The naïve data-fetching algorithm would be:

Check cached node using the requested coordinates
Sub-select from requested coordinates using the "has_data" field to create query_coords
Get data from server using query_coords
Fill in data into cached data
Set "has_data" field
Query cached data using requested coordinates
Return data

I'm not sure if this takes into account:

Non-temporal data?
How much data are we storing? The entire globe for every Zarr File?
Doesn't take into account expiration

jmilloy commented 1 year ago

I think you guys have discussed and decided this at length, but I'm still hung up on the CachingNode in general, so I wanted to comment to get this out there.

My inclination is to distinguish between things that effect the result and things that effect the execution. Things that effect the result get to be nodes, and things that only effect the execution should not. The same pipeline should be able to be evaluated with caching turned on or off at any particular node(s), multithreaded or single-threaded, local or cloud, etc. A CachingNode is the opposite in that it has no effect on the result, and if I share a pipeline with you but you don't want the same caching, you have to edit the pipeline itself. And now you have two nodes in the pipeline that produce the same (probably intermediate) result, and other nodes that refer to that node as a source need to all make sure that they use the cache node and not the source node.

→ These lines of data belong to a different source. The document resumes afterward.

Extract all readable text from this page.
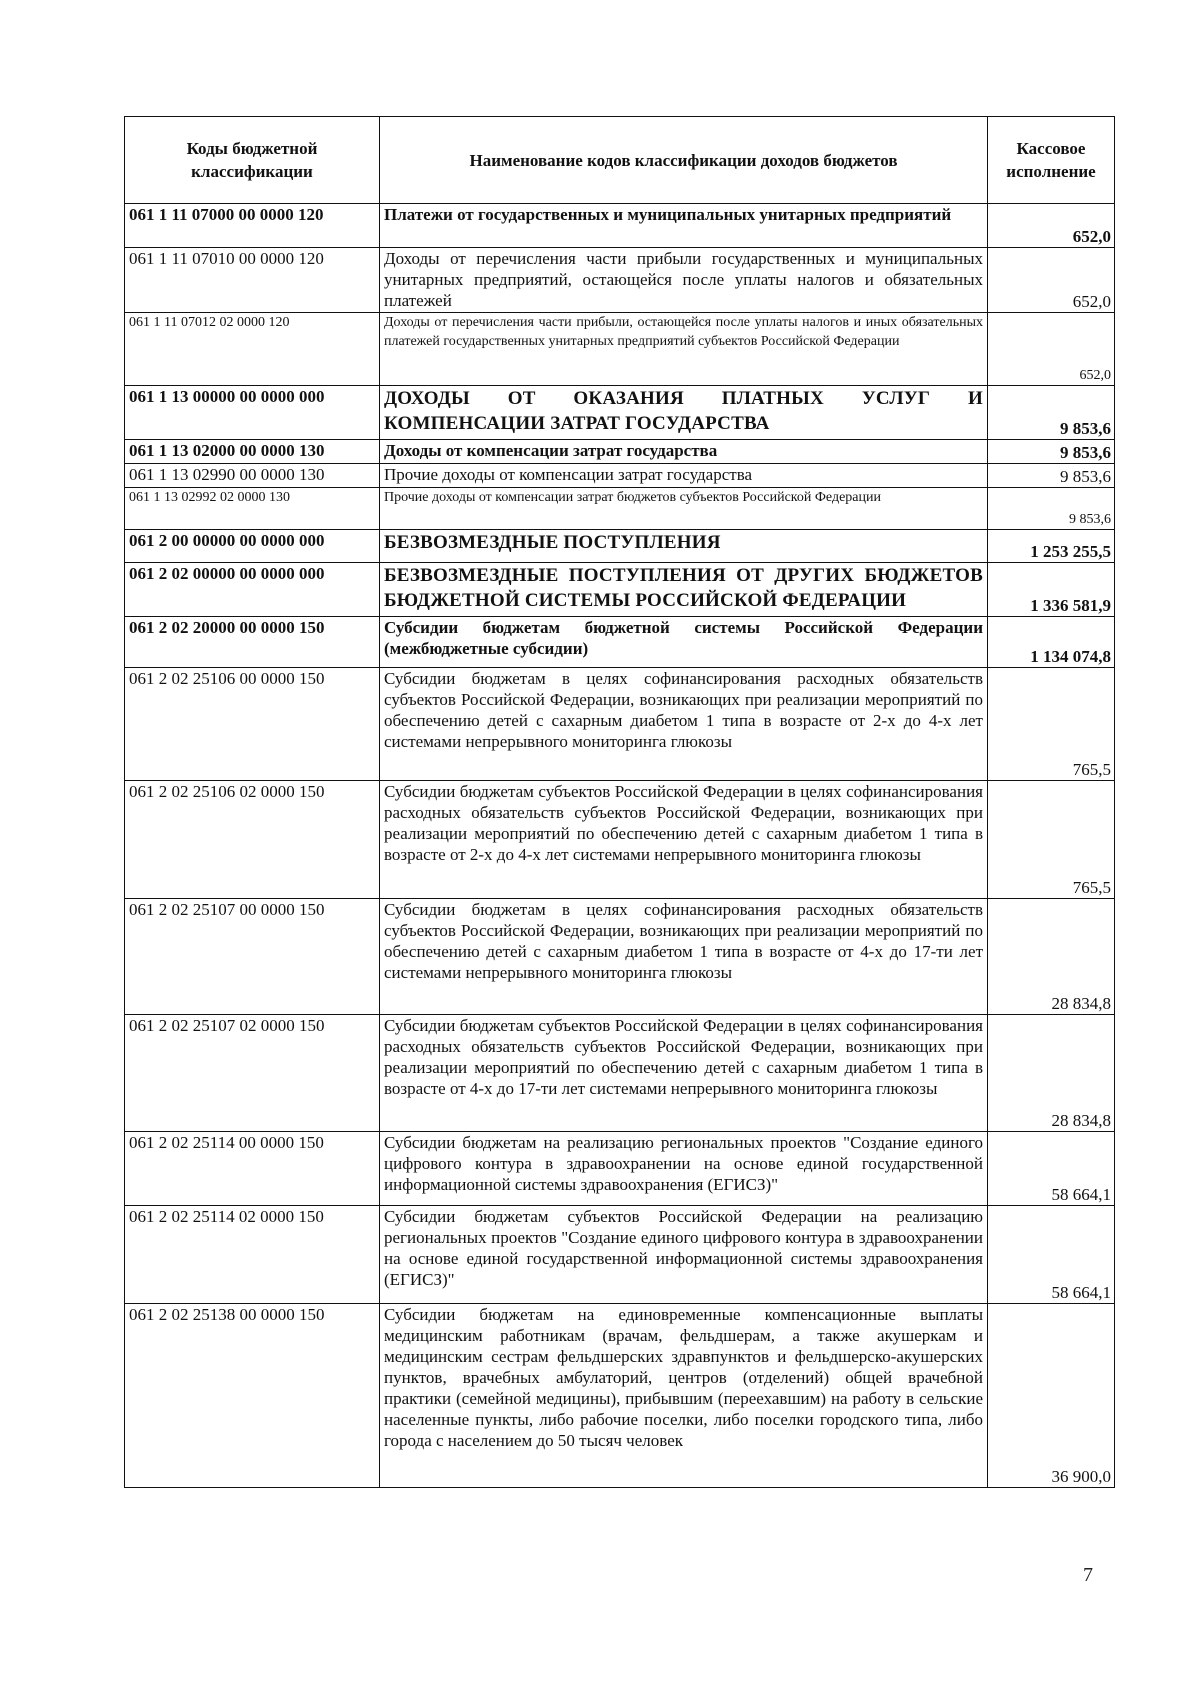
Коды бюджетной классификации	Наименование кодов классификации доходов бюджетов	Кассовое исполнение
061 1 11 07000 00 0000 120	Платежи от государственных и муниципальных унитарных предприятий	652,0
061 1 11 07010 00 0000 120	Доходы от перечисления части прибыли государственных и муниципальных унитарных предприятий, остающейся после уплаты налогов и обязательных платежей	652,0
061 1 11 07012 02 0000 120	Доходы от перечисления части прибыли, остающейся после уплаты налогов и иных обязательных платежей государственных унитарных предприятий субъектов Российской Федерации	652,0
061 1 13 00000 00 0000 000	ДОХОДЫ ОТ ОКАЗАНИЯ ПЛАТНЫХ УСЛУГ И КОМПЕНСАЦИИ ЗАТРАТ ГОСУДАРСТВА	9 853,6
061 1 13 02000 00 0000 130	Доходы от компенсации затрат государства	9 853,6
061 1 13 02990 00 0000 130	Прочие доходы от компенсации затрат государства	9 853,6
061 1 13 02992 02 0000 130	Прочие доходы от компенсации затрат бюджетов субъектов Российской Федерации	9 853,6
061 2 00 00000 00 0000 000	БЕЗВОЗМЕЗДНЫЕ ПОСТУПЛЕНИЯ	1 253 255,5
061 2 02 00000 00 0000 000	БЕЗВОЗМЕЗДНЫЕ ПОСТУПЛЕНИЯ ОТ ДРУГИХ БЮДЖЕТОВ БЮДЖЕТНОЙ СИСТЕМЫ РОССИЙСКОЙ ФЕДЕРАЦИИ	1 336 581,9
061 2 02 20000 00 0000 150	Субсидии бюджетам бюджетной системы Российской Федерации (межбюджетные субсидии)	1 134 074,8
061 2 02 25106 00 0000 150	Субсидии бюджетам в целях софинансирования расходных обязательств субъектов Российской Федерации, возникающих при реализации мероприятий по обеспечению детей с сахарным диабетом 1 типа в возрасте от 2-х до 4-х лет системами непрерывного мониторинга глюкозы	765,5
061 2 02 25106 02 0000 150	Субсидии бюджетам субъектов Российской Федерации в целях софинансирования расходных обязательств субъектов Российской Федерации, возникающих при реализации мероприятий по обеспечению детей с сахарным диабетом 1 типа в возрасте от 2-х до 4-х лет системами непрерывного мониторинга глюкозы	765,5
061 2 02 25107 00 0000 150	Субсидии бюджетам в целях софинансирования расходных обязательств субъектов Российской Федерации, возникающих при реализации мероприятий по обеспечению детей с сахарным диабетом 1 типа в возрасте от 4-х до 17-ти лет системами непрерывного мониторинга глюкозы	28 834,8
061 2 02 25107 02 0000 150	Субсидии бюджетам субъектов Российской Федерации в целях софинансирования расходных обязательств субъектов Российской Федерации, возникающих при реализации мероприятий по обеспечению детей с сахарным диабетом 1 типа в возрасте от 4-х до 17-ти лет системами непрерывного мониторинга глюкозы	28 834,8
061 2 02 25114 00 0000 150	Субсидии бюджетам на реализацию региональных проектов "Создание единого цифрового контура в здравоохранении на основе единой государственной информационной системы здравоохранения (ЕГИСЗ)"	58 664,1
061 2 02 25114 02 0000 150	Субсидии бюджетам субъектов Российской Федерации на реализацию региональных проектов "Создание единого цифрового контура в здравоохранении на основе единой государственной информационной системы здравоохранения (ЕГИСЗ)"	58 664,1
061 2 02 25138 00 0000 150	Субсидии бюджетам на единовременные компенсационные выплаты медицинским работникам (врачам, фельдшерам, а также акушеркам и медицинским сестрам фельдшерских здравпунктов и фельдшерско-акушерских пунктов, врачебных амбулаторий, центров (отделений) общей врачебной практики (семейной медицины), прибывшим (переехавшим) на работу в сельские населенные пункты, либо рабочие поселки, либо поселки городского типа, либо города с населением до 50 тысяч человек	36 900,0
7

Hmm, and some data sources can get updated, so the cache should expire. That's easy enough to implement, but if there is a moment when the cache is stale, but if some nodes in the pipeline are pointing to the cached source and some are pointing to the uncached source, it could get confusing. Maybe the solution here is just to disallow CacheNode in the pipeline, and have cache controls specified as attributes in the pipeline that are handled to specially add the CacheNode in (via that .cache() method)?

@mpu-creare I'd be curious to hear about the direction that the most important users and use-cases that make this tradeoff worthwhile. Are the JSON pipelines and AWS execution not particularly important at this point?

jmilloy commented 1 year ago

@CFoye-Creare How is the runtime for accessing the has_data flag vs just accessing the data itself? I'm curious if it's better to just pull data from the ZarrCache and get NaN wherever it doesn't have cached data, and then evaluate the node wherever the data is NaN. One way to implement that would be that a CachingNode is actually just a OrderedCompositor where the first source node is a ZarrRaw and the second is the original data source, with the only difference that you write back to the ZarrRaw at the end. Does that make sense? That seems very easy to implement. Is that similar to what you sent me in teams, except you proposed that the CachingNode has an OrderedCompositor instead of is an OrderedCompositor?

mpu-creare commented 1 year ago

@jmilloy I do like your inclination. Separating aspects that change the value versus the evaluation method makes sense philosophically. Practically, I can't think of an implementation that I like...

The use-case that's driving the current development is the following: Starting from a clean server, add JSON-defined pipelines so that you can re-create our down-scaling algorithms -- that whole system. So, zero Python code.

The most straight-forward way of doing that is including the CacheNode as part of the pipeline definition -- the execution mode -- the reason for this is that the caching is crucial for the application, in order to get good runtime speeds.

if I share a pipeline with you but you don't want the same caching, you have to edit the pipeline itself. ... Are the JSON pipelines and AWS execution not particularly important at this point?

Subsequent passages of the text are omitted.